As I wrap up my first year of teaching the Bible at Amarillo High School I’ve been preparing what to say in coming to the Bible’s last book.

This will not be the first time I have taught about the Book of Revelation, but a couple of weeks ago I purchased a book about it that was highly recommended and offers some new insights and twists for me.

One thing the author said that got my attention is that Revelation is the most difficult book in the Bible to interpret and understand. You may or may not agree, but I certainly do; and if we survey the many different interpretations and understandings, we have to conclude it is complicated.

I could not agree more with what Gordon Fee and Douglas Stewart say in their book How to Read the Bible for All Its Worth: “It seems necessary to say at the outset no one should approach Revelation without a proper degree of humility!” Yet many interpreters think they have it all figured out.
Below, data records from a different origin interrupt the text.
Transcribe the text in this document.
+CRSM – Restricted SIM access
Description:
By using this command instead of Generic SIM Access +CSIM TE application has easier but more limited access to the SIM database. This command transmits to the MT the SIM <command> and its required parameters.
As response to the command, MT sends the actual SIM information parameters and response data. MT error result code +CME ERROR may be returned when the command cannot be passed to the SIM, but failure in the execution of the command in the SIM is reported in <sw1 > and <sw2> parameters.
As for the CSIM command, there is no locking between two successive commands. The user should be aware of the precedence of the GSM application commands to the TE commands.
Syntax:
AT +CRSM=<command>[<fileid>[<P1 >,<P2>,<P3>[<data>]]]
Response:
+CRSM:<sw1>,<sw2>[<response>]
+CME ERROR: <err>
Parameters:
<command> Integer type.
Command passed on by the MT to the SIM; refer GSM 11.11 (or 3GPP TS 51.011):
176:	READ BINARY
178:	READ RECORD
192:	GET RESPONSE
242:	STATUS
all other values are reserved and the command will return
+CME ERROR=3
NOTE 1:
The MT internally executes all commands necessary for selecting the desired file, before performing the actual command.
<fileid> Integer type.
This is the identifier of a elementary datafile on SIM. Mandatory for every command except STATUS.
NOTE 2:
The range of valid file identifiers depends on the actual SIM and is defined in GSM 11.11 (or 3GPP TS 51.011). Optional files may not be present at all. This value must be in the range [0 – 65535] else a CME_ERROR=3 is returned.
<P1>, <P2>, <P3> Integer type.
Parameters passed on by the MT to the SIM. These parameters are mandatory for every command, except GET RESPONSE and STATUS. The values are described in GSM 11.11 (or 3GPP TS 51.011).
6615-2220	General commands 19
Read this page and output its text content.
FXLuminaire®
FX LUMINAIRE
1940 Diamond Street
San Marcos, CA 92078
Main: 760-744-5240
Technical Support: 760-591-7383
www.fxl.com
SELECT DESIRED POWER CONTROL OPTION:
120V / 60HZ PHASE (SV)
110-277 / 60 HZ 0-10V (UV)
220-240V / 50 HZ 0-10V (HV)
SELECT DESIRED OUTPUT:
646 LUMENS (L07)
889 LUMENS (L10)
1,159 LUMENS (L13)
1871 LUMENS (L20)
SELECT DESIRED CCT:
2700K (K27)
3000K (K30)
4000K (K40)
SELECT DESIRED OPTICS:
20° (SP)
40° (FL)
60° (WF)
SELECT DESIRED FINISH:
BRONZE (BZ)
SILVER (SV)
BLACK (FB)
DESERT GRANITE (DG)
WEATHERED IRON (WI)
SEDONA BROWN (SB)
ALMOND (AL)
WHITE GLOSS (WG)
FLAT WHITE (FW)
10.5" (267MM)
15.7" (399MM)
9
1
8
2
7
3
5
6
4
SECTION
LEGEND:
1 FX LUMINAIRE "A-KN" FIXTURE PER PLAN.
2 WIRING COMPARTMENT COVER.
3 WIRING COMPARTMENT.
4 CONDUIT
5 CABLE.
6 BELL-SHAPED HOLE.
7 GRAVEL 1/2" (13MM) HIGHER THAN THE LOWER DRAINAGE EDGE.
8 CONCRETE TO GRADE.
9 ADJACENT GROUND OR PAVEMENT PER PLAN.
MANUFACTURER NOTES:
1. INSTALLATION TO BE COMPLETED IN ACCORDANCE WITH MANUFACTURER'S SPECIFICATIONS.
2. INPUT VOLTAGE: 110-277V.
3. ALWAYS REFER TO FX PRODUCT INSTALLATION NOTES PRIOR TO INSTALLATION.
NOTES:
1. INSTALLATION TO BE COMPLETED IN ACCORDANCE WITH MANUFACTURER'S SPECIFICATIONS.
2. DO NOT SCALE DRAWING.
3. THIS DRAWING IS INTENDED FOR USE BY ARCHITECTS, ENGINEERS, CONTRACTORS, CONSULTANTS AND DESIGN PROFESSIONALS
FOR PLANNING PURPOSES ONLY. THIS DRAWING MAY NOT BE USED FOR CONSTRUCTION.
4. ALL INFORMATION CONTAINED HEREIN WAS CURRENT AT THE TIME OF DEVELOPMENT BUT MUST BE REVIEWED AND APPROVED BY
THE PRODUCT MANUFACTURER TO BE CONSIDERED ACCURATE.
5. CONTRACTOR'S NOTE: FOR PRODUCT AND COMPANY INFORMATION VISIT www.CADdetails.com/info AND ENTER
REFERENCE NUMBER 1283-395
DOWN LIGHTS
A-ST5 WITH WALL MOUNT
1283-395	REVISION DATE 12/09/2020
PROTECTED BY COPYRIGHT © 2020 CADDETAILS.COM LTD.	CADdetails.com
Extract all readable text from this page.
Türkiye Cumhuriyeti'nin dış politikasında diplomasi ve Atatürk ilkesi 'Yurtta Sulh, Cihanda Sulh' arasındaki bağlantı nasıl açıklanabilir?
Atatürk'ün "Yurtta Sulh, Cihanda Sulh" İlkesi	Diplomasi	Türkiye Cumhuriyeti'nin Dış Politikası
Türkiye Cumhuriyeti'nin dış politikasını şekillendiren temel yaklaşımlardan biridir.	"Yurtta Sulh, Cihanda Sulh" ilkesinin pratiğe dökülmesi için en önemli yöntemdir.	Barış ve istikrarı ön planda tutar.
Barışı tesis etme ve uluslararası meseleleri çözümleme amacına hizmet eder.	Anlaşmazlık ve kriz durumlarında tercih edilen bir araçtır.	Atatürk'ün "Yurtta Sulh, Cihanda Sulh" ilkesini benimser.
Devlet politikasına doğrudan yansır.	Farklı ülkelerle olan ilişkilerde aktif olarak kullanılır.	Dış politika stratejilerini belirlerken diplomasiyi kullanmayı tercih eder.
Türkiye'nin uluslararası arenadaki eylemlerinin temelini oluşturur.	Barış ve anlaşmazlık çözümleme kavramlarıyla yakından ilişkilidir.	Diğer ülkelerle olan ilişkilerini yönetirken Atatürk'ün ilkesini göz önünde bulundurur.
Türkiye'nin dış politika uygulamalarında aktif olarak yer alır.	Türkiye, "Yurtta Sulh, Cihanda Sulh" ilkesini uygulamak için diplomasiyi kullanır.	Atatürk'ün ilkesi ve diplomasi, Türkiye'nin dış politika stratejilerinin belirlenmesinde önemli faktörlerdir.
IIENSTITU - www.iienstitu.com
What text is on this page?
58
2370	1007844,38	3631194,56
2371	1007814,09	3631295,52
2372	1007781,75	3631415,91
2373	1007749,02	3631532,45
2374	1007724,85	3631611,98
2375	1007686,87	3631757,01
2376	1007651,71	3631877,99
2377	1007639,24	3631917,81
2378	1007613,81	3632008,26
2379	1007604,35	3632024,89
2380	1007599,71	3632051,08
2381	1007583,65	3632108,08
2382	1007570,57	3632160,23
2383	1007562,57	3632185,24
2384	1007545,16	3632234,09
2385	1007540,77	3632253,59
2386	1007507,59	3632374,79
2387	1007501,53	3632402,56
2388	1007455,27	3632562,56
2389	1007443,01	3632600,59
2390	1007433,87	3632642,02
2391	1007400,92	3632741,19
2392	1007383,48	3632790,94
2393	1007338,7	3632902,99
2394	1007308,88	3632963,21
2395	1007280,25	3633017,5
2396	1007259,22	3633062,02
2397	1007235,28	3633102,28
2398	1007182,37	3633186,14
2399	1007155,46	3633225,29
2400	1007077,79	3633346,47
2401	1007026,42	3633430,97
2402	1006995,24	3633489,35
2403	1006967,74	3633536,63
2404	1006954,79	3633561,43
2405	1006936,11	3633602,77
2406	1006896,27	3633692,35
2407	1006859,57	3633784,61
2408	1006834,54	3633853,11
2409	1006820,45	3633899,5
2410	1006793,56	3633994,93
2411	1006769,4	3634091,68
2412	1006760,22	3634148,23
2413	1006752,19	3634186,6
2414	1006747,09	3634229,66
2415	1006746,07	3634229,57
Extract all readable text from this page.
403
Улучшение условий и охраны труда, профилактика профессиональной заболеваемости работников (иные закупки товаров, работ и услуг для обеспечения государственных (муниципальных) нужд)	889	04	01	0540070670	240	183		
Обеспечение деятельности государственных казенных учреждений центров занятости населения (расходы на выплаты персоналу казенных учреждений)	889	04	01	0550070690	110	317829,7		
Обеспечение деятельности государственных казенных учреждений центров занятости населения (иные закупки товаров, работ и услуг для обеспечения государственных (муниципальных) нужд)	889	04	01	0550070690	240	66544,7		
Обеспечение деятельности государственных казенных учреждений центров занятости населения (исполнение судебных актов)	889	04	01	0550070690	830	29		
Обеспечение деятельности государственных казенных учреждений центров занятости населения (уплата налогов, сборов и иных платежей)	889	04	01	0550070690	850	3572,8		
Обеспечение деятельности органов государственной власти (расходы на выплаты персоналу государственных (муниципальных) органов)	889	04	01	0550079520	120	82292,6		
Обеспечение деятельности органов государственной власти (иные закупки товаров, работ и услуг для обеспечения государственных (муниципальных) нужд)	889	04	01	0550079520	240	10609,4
My sense is that none of us knows exactly what everything in the book means, but I think that is part of the author’s intention. While written late in the first century, Revelation is meant to be read by and applicable to all believers until Jesus comes again. Contrary to what many suggest, I do not believe Revelation’s purpose is to give us a timeline and details of the future. Or as one author phrases it, an “advance DVD of the end of the world.”

Rather than telling us about when and what will happen at the end of time, the purpose of the book of Revelation is to give Christians warning, encouragement, hope, confidence, and comfort in whatever time they live.

One thing the book tells us is that things are bad and they are going to get worse. Revelation, of course, is not the only book in the Bible that tells us that.

A second thing the book tells us is that God is still on his throne. Even though it may appear that evil is dominating, God is still in charge.

Third, since God is still in charge, believers need to remain faithful. Even in the face of suffering and persecution, the call to followers of Jesus in Revelation is to maintain their faith.

Finally, the book of Revelation tells readers that in the end God wins. And if God wins, those who have remained faithful to the Lord also win.

Obviously there is a great deal more that can and should be said about the final book in the New Testament. But hopefully these few words about this sometimes strange and most difficult book will stimulate your thinking.